Datasets are downloaded from an external github repo.
The key loading function is load_ed_ts
FUNCTIONS
load_ed_ts(data_format='wide', as_pandas=True)
Load the built-in ED dataset
Params:
------
data_format: str
'Wide' or 'long' format. Wide format provides hospital columns.
Long format provides a categorical hospital column and single attends
column.
as_pandas: bool, optional (default = True)
Return as `pandas.Dataframe`. If False then `numpy.ndarray`
Returns:
-------
pandas.Dataframe or if `as_pandas=False` then returns `numpy.ndarray`
DATA
LONG_URL = 'https://raw.githubusercontent.com/health-data-science-OR/h...
WIDE_URL = 'https://raw.githubusercontent.com/health-data-science-OR/h...
FILE
/home/tom/Documents/code/coding-for-ml/content/03_mgt/02_packaging/ts_emergency/datasets.py
Using the imported package functions#
Once you have imported the package functions then it is just standard python to call them and pass parameters.
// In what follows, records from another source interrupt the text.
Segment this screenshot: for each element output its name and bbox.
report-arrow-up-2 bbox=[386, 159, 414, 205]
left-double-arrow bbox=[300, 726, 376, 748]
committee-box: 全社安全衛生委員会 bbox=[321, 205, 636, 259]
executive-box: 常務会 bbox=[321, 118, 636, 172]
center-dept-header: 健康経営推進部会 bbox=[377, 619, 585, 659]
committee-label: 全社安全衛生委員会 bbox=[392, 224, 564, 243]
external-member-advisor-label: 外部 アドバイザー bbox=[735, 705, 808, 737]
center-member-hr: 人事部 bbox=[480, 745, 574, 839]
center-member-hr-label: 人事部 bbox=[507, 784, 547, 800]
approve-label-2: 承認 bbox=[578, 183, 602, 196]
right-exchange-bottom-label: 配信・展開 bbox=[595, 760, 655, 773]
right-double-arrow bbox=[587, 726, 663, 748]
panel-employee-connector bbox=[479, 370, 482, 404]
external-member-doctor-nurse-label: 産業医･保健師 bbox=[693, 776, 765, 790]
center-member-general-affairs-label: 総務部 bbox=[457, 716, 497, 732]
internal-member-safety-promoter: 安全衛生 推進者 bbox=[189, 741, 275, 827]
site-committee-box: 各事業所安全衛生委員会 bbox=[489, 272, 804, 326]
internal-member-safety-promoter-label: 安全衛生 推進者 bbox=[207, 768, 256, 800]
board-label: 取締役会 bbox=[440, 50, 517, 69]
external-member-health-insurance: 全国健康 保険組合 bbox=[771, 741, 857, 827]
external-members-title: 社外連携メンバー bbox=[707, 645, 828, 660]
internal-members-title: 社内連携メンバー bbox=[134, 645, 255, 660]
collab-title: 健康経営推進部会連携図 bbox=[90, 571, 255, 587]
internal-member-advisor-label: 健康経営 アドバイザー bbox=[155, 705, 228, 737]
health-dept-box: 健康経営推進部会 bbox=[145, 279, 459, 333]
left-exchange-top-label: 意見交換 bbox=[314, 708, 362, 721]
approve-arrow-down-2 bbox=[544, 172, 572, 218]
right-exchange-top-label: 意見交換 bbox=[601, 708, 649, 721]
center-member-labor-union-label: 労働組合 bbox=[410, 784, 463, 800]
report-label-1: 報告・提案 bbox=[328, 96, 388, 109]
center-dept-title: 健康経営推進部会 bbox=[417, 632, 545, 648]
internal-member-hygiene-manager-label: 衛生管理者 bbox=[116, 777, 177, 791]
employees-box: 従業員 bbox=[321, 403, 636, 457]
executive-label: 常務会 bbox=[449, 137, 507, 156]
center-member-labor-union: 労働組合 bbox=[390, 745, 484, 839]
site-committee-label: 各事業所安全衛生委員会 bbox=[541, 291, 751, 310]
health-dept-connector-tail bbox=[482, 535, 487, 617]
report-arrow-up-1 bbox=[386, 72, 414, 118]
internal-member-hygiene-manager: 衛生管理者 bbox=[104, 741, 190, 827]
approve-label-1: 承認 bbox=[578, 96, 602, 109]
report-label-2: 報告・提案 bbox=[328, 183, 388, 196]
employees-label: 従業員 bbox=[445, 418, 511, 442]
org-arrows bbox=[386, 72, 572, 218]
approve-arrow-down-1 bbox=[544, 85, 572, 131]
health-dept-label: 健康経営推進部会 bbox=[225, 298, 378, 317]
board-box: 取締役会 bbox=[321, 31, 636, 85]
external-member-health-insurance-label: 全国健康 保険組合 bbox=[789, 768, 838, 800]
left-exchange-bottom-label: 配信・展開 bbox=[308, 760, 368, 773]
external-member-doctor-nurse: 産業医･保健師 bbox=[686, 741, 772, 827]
For example using the functions in the ts_emergency_datasets
namespace.
# directly imported function
df = load_ed_ts(data_format='wide', as_pandas=True)
df.head(2)
hosp_1 | hosp_2 | hosp_3 | hosp_4 | |
---|---|---|---|---|
date | ||||
2014-04-01 | 331 | 287 | 195 | 184 |
2014-04-02 | 340 | 293 | 177 | 181 |
# full package path to function
df = tse.datasets.load_ed_ts()
df.head(2)
hosp_1 | hosp_2 | hosp_3 | hosp_4 | |
---|---|---|---|---|
date | ||||
2014-04-01 | 331 | 287 | 195 | 184 |
2014-04-02 | 340 | 293 | 177 | 181 |
Using functions in the ts_emergency.plotting
namespace
fig, ax = plot_single_ed(df, 'hosp_1')
fig = plot_eds(df)
Packages - summing up#
Just to repeat, there is definitely more to python packages than I can cover here. For the interested reader I would recommend checking out Lutz’s: Learning Python. Relative imports inside of packages is a particular area I would recommend.